Bu aşamaları da örnekle açıklamak gerekirse; İşçi bu işyerinde 1 yıldır ki çalışmakta olsun ve bordroda işçinin aldığı ücretten düşük gösterilmesinin tespiti halinde olumsuzluğun olduğu her ay için kurum tarafından iki asgari ücret tutarınca idari para cezası uygulanacaktır. 01.01.2015-30.06.2015 tarihindeki asgari ücret rakamı olan 1.201,50 TL x 2 : 2.403,00 TL x 6:14.418,00 TL,

01.07.2015-31.12.2015 tarihindeki asgari ücret rakamı olan 1.273,50 TL x 2 : 2.547,00 TL x 6: 15.282,00 TL olacaktır. 1 yıllık toplam İPC rakamı ise 14.418+15.282: 29.700 TL idari para cezası rakamı olacaktır. Ayrıca işçinin asıl olması gereken ücreti üzerinden de SGK prim farkı çıkacaktır. Bu prim farkı da gecikme zammı ile birlikte ödenmesi gerekecektir. Vergi kaçağı yönünden de bakılınca vergi cezası boyutunu da atlamamak gerekiyor.

Sadece idari para cezasının 29.700 TL olacağını düşünürsek diğer çıkacak prim farkı ve gecikme zamları %5 indirimden faydalanamamayı da düşününce hiçte azımsanacak bir rakam ortaya çıkmıyor. İşverenler belki kısa vadede kazanç elde ediyorlar ama bir işçinin bu konuda emsal teşkil etmesi diğerleri için yeterlidir.
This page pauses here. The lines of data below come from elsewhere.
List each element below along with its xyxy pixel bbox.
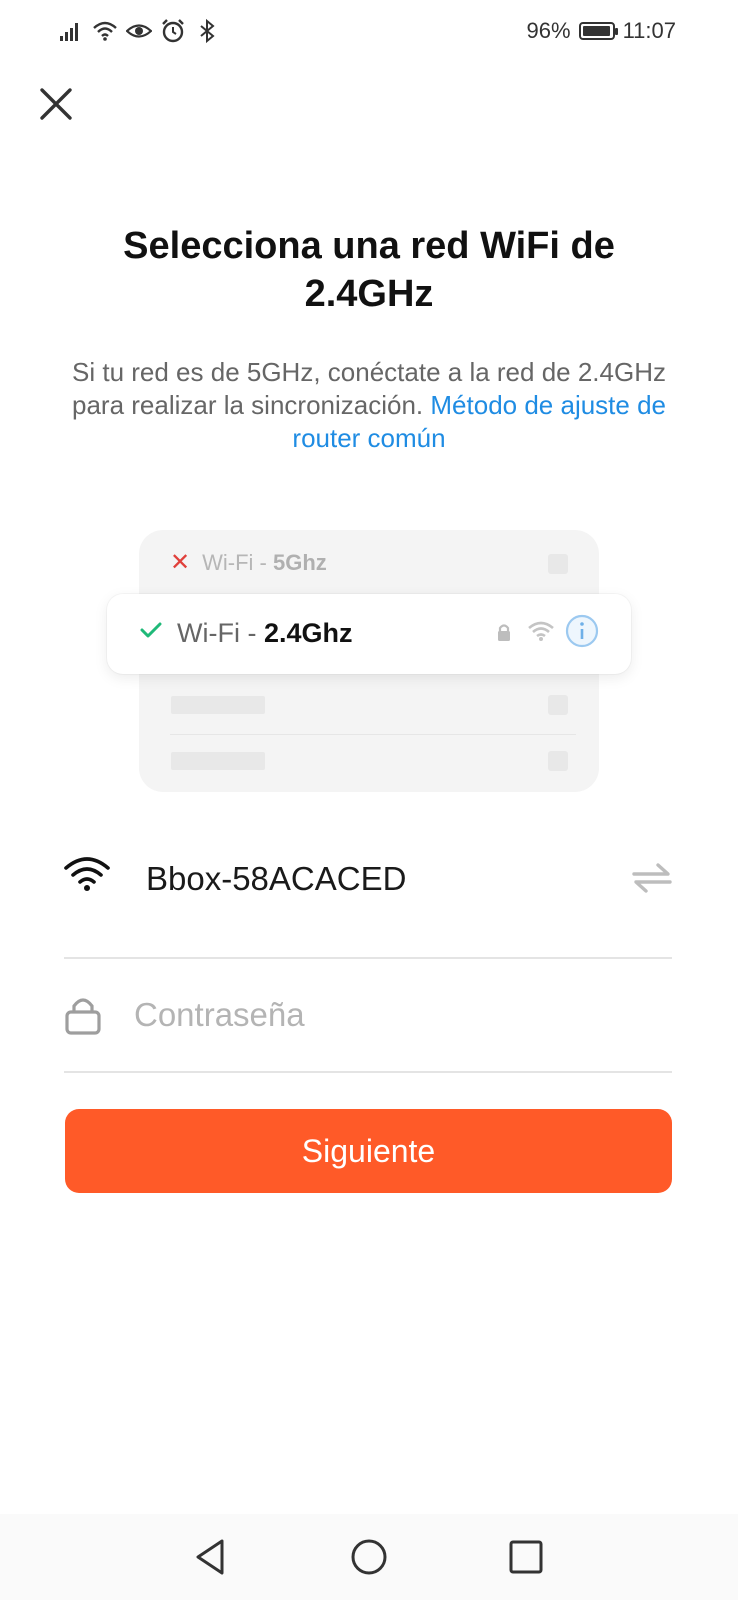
close-icon[interactable]	[36, 84, 76, 124]
password-input[interactable]	[134, 990, 664, 1040]
lock-icon	[498, 624, 510, 641]
network-name: Bbox-58ACACED	[146, 860, 407, 897]
lock-icon	[65, 998, 101, 1035]
placeholder-bar	[171, 696, 265, 714]
signal-icon	[60, 23, 78, 41]
navigation-bar	[0, 1514, 738, 1600]
battery-percent: 96%	[526, 18, 571, 43]
back-icon[interactable]	[190, 1536, 232, 1578]
battery-icon	[578, 22, 618, 40]
home-icon[interactable]	[348, 1536, 390, 1578]
status-info-right: 96% 11:07	[527, 16, 676, 46]
status-bar: 96% 11:07	[0, 0, 738, 64]
wifi-signal-icon	[528, 621, 554, 641]
switch-network-icon[interactable]	[632, 862, 672, 894]
wifi-icon	[93, 21, 117, 41]
info-icon	[565, 614, 599, 648]
placeholder-square	[548, 695, 568, 715]
page-subtitle: Si tu red es de 5GHz, conéctate a la red…	[58, 356, 680, 455]
wifi-icon	[64, 857, 110, 891]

Bu sebeple işverenleri hem bilinçlendirerek rakamlarla bilgilendirmek, hem de işçilerin de bu farkındalığa sahip olmaları gerektiğini düşünerek bu yazımda detaylarla açıklamada bulundum. İşçilerin hizmet dökümlerine bakarak aldıkları ücretten daha düşük bildirildiğini görmeleri halinde 170 no’lu hattan kurumun yetkililerine ulaşarak mağduriyetlerini bildirmeleri her zaman faydalarına olacaktır.